Testing Gain on NPN Ge transistors

[soggybag]

I bought a lot of a AC128's. These are Ge NPN types. I want to test them for gain using the method on Geofex. I'm guessing I can swap the Emitter and Collector for NPN type transistors and test as described, or is there something I'm missing?

[greaser_au]

AC128?  aren't they PNP?  

but to answer your question: Because of the way a  transistor is made: effectively (for PNP) emitter-PN-base-NP-collector, if you swap the emitter & collector, you don't swap the polarity  - the DUT will still behave as a PNP transistor, albeit with different characteristics because of the differences in the way the collector and emitter are doped.

The way to test NPN transistors with this is explained somewhere on the same page at geofex. Basically you need to change the circuit polarity completely.
* reverse the DMM leads
* reverse the  battery
* use an NPN transistor

david

EDIT: it's explained in the last paragraph!

[tonyharker]

AC128 are PNP,  AC176 are NPN!

[soggybag]

Thanks for the plies, my error the transistors in question are AC176.

[soggybag]

A question and some observations on testing gain using the Geofex method.

I notice that the leakage tends to start high and and drop over time. The same goes for gain. It can take as much as 30 secodns for the numbers to settle. Should I wait for the numbers to settle is the more accurate value?

[reveal]

Yes, let them settle.  Germaniums are very sensitive to heat, even the heat from your hands.  After you get the reading on one and it settles, touch it again and see how the readings change.  The heat sensitivity is mentioned in the GEO article.

[soggybag]

Thanks for the reply. I want to make sure I got the math correct from the Geo article.

Measuring the leakage I take the voltage measured across the 2472 ohm resistor and divide by 2.472 to get milliamperes. Then switch on the base and measure voltage again to get gain. Gain should be the voltage across the same resistor less the leakage calculated above.

[rockhorst]

AC127 would be NPN too. You can let the numbers settle in, but you'll quickly find that the gain measurement doesn't change a lot over time and the leakage measurement will drop a little as it cools down, but that effect is only little. So say you measure 1.2V as gain and start off with 0.3V for leakage, the real gain would seem 90. A minute later it might be 1.2V - 0.25V = 0.95. Guesstimate it after you've gotten some experience with the measurements and allow for a 5-10% error. Will save a lot of time.

[soggybag]

Thanks for the reply, sounds like you just subtract the first voltage (leakage) reading from the second (gain). Then find the amount of leak by dividing the first reading by 2472.

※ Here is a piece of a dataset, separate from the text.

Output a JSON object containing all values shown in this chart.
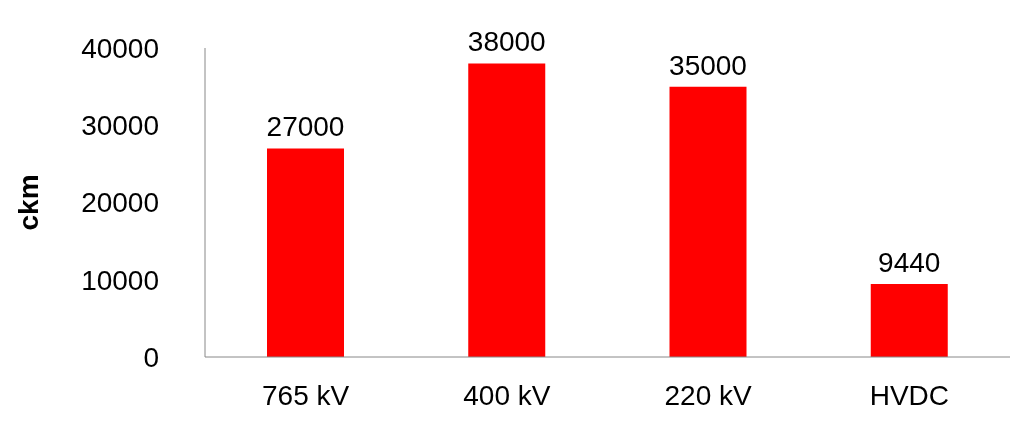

For example, if I measured 1.9v leakage and 2.5v gain, the adjusted gain would be 60, with 768 micro amps leakage?

[ECistheBest]

Gain or hfe for transistors is given as: Ic/Ib. divide the collector current by the base current. what i'd do is have a 2M2 resistor on the base, and a 470R resistor on the collector, both going to 9v, and the emitter going to ground.

collector current is [9v - Vc]/2M2

base current is [9v - Vb]/470R

divide Ic by Ib, and u get hfe.



"gain" in this case is current gain. there is supposed to be current into the base. that's what BJTs do. current ratio between the collector current and base current is the "gain" or hfe of a BJT.